Charles Simmons Trezevant died at age fifty-six in Darien on Feburary 8, 1870.
[This biographical sketch will at some time be augmented by Rick Allen. R.W.T. February 2017]
SOURCES
Allen, Richard C. Email correspondence and phone interviews with Bob Trezevant. 2010-present. [Rick Allen, a native of Atlanta, Georgia, is a descendant of Charles Simmons Trezevant. He now lives in western Montana. As a trained historian, military veteran, and retired police officer, Rick has researched family history for decades. He is especially adept at placing people and events in their larger social and political contexts. Rick has provided me with the extensive reports and documentation that form the basis of many entries on this website. And his enthusiasm and encouragement have given me the motivation to compile the site’s materials into a presentable form. For all of that, I’m deeply grateful. R.W.T.]
Gignilliat, Charlotte Trezevant. Sketch of the Life of Mrs. Charlotte Trezevant Gignilliat, 1819-1910: Written by Herself at the Request of Her Children and Grandchildren. Edited by R. Read Gignilliat and Robert D. Gignilliat IV. In Gignilliat Family Papers (1831-1867, 1910), Library of the University of North Carolina, Chapel Hill, NC.
NOTE: Charlotte Gignilliat Trezevant was the daughter of John Farquhar Trezevant (1791-1821) and Margaret Pepper Gignilliat (1791-1862) and a younger sister of Charles Simmons Trezevant. She married her cousin Norman Page Gignilliat (1809-1871): Hence the name Charlotte (Gignilliat) Trezevant Gignilliat.

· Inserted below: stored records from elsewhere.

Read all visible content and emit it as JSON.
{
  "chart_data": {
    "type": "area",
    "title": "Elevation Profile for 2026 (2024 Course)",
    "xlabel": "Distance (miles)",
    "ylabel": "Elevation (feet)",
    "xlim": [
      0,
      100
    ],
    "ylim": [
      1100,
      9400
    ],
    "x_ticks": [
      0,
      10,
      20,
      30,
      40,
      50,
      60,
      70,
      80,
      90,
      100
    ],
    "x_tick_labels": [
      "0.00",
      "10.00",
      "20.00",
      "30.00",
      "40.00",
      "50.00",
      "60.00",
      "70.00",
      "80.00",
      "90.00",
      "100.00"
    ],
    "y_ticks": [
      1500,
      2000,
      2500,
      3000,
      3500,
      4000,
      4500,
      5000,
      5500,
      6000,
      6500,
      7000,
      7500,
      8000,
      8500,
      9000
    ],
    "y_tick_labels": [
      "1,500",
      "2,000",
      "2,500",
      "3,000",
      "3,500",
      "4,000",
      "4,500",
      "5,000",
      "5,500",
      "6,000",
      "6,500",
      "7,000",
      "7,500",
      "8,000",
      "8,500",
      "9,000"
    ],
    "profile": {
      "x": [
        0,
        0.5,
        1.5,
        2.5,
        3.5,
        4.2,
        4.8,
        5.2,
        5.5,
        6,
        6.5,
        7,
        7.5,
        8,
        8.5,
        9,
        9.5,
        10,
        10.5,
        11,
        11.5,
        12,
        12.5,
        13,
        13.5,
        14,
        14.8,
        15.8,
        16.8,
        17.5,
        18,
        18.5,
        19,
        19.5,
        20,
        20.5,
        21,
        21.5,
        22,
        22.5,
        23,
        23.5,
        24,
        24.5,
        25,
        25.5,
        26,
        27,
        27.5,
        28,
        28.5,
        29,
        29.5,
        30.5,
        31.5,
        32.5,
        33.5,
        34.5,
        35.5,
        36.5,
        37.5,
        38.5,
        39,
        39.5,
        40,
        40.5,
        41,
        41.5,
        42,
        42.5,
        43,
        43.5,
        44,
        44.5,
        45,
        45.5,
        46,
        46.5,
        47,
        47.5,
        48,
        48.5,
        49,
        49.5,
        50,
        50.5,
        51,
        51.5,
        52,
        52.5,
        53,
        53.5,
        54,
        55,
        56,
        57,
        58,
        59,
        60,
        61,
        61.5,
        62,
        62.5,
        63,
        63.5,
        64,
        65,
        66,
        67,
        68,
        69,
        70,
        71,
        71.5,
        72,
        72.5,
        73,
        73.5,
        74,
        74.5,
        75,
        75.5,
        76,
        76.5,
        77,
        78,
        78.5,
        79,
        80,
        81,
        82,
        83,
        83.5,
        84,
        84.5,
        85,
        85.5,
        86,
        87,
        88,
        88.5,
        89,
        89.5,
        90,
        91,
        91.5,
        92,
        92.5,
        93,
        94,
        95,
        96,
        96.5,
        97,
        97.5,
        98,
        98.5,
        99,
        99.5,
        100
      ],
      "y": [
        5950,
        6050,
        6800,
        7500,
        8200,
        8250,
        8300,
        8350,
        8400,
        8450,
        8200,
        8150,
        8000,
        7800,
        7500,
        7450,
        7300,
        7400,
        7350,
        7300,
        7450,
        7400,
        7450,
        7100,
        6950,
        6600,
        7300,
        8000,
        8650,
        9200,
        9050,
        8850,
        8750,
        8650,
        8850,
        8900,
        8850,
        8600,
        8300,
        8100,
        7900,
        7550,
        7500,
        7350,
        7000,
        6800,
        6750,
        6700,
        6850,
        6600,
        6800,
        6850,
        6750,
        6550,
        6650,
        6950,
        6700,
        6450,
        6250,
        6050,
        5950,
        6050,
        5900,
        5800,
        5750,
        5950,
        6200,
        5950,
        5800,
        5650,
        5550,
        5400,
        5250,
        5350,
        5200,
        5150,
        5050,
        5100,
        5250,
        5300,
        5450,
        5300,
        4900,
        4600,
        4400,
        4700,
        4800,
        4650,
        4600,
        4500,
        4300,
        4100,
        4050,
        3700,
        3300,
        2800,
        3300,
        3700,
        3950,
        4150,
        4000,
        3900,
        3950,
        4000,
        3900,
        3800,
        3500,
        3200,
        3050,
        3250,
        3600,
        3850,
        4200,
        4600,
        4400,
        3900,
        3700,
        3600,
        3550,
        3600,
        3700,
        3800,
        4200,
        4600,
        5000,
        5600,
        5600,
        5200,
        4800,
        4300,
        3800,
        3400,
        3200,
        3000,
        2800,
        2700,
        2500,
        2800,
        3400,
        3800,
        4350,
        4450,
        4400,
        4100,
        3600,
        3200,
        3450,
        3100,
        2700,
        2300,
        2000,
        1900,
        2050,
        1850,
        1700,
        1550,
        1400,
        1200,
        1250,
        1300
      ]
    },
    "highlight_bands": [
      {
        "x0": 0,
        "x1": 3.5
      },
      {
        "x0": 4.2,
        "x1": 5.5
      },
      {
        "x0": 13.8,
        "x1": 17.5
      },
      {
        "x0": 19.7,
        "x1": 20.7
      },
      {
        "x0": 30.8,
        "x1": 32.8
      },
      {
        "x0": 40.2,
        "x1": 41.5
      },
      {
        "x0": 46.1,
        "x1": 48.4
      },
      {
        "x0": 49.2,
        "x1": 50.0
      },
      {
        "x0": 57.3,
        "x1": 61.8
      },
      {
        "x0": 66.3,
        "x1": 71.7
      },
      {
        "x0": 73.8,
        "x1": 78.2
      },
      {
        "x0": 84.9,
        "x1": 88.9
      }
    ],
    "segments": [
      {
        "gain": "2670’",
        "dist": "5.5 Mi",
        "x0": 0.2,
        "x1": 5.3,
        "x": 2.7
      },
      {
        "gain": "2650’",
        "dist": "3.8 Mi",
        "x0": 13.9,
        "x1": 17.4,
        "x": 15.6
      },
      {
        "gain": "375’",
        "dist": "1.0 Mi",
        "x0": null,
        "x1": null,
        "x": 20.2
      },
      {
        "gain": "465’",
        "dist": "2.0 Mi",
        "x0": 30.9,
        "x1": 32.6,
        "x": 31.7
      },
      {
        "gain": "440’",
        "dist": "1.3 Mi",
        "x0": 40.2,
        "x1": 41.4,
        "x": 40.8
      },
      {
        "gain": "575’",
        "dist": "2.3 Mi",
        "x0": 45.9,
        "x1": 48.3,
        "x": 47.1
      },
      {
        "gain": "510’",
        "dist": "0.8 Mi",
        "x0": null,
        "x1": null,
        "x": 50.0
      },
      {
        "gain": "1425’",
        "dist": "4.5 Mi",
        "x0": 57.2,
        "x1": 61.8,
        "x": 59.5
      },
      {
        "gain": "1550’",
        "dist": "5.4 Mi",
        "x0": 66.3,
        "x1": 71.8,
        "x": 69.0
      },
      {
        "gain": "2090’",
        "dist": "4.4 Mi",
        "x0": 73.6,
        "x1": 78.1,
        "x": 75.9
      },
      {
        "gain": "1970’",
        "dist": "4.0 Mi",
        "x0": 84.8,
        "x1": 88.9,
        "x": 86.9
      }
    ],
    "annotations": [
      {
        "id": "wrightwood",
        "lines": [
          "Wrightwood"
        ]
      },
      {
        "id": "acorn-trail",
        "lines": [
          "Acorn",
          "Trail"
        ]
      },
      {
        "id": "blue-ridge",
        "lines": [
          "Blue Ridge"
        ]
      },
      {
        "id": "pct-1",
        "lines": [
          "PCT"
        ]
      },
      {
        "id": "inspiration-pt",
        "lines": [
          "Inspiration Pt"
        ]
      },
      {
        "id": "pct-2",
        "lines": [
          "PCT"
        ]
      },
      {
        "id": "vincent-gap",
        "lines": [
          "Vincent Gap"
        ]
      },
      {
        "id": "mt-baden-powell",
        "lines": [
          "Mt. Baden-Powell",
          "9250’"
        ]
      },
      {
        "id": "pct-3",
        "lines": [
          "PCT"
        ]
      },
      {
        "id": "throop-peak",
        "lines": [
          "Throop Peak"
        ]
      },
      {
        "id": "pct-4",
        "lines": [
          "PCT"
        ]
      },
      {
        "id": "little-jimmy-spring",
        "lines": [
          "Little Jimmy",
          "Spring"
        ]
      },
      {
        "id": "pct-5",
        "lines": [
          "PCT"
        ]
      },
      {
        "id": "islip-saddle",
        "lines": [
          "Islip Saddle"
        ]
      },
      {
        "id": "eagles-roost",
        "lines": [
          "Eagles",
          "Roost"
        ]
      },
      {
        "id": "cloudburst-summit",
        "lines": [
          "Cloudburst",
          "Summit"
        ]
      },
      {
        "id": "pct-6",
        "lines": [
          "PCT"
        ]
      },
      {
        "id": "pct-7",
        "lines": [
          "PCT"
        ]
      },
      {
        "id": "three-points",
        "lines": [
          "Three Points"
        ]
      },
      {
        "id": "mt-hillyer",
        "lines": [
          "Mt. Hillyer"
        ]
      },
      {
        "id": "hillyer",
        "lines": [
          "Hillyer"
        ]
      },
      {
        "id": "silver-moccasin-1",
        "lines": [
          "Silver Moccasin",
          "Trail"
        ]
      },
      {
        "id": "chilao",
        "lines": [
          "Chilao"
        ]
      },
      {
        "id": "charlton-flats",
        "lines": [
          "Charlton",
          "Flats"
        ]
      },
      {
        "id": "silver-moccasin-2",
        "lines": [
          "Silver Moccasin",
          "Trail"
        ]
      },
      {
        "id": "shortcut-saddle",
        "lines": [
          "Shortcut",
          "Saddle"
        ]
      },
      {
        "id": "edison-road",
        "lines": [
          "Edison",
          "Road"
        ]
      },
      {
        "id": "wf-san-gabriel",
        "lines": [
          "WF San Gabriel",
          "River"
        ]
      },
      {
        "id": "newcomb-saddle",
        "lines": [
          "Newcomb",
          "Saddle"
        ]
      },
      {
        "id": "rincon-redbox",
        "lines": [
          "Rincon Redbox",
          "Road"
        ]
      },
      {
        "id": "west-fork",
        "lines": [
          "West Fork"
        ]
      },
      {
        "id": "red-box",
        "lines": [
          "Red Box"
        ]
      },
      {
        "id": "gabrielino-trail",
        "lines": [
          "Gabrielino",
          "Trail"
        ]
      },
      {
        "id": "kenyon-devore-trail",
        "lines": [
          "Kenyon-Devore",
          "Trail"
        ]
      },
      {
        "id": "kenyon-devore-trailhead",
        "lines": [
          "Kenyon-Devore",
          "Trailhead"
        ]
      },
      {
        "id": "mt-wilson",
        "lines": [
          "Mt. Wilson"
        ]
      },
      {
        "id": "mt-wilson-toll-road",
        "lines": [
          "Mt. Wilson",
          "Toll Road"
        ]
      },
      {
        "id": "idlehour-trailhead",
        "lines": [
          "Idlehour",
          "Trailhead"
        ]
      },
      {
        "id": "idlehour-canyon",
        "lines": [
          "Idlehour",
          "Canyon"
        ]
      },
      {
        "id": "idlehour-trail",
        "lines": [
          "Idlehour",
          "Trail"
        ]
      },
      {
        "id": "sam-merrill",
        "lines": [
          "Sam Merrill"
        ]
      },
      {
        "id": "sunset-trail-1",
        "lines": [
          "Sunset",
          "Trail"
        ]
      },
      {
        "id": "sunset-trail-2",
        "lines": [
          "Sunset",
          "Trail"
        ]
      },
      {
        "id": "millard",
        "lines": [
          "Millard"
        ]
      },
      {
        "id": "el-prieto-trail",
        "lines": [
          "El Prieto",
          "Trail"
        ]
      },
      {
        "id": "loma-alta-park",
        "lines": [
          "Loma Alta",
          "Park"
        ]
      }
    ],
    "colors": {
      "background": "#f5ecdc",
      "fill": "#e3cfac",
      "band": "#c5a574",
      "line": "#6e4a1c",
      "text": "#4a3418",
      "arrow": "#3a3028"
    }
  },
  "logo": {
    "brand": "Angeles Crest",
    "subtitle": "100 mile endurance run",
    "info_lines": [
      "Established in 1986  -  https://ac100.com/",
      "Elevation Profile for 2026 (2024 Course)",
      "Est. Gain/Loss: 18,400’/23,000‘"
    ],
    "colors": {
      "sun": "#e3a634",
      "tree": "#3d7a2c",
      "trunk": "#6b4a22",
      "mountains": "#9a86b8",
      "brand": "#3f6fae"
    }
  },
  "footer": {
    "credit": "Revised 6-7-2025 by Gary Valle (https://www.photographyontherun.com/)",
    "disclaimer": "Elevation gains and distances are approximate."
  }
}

Holmes, Margaret Gignilliat. Family Stories and Reminiscences of Ante Bellum Days Told by Margaret Gignilliat Holmes (1847-1920). Edited by R. Read Gignilliat and Robert D. Gignilliat IV. In Gignilliat Family Papers (1831-1867, 1910), Library of the University of North Carolina, Chapel Hill, NC.
NOTE: Margaret Gignilliat Holmes was the daughter of Charlotte Trezevant Gignilliat and Norman Page Gignilliat and was a niece of Charles Simmons Trezevant.
Kenan, Robert Gignilliat. History of the Gignilliat Family of Switzerland and South Carolina. Easley, SC: Southern Historical Press, 1977.
“Sloan-Irvin-Miller-Trezevant-Gignilliat Family Tree.” Ancestry.com
“Trezevant Family Tree.” Ancestry.com.
Trezevant, John Timothee. The Trezevant Family in the United States. Charleston, SC: The State Company, 1914.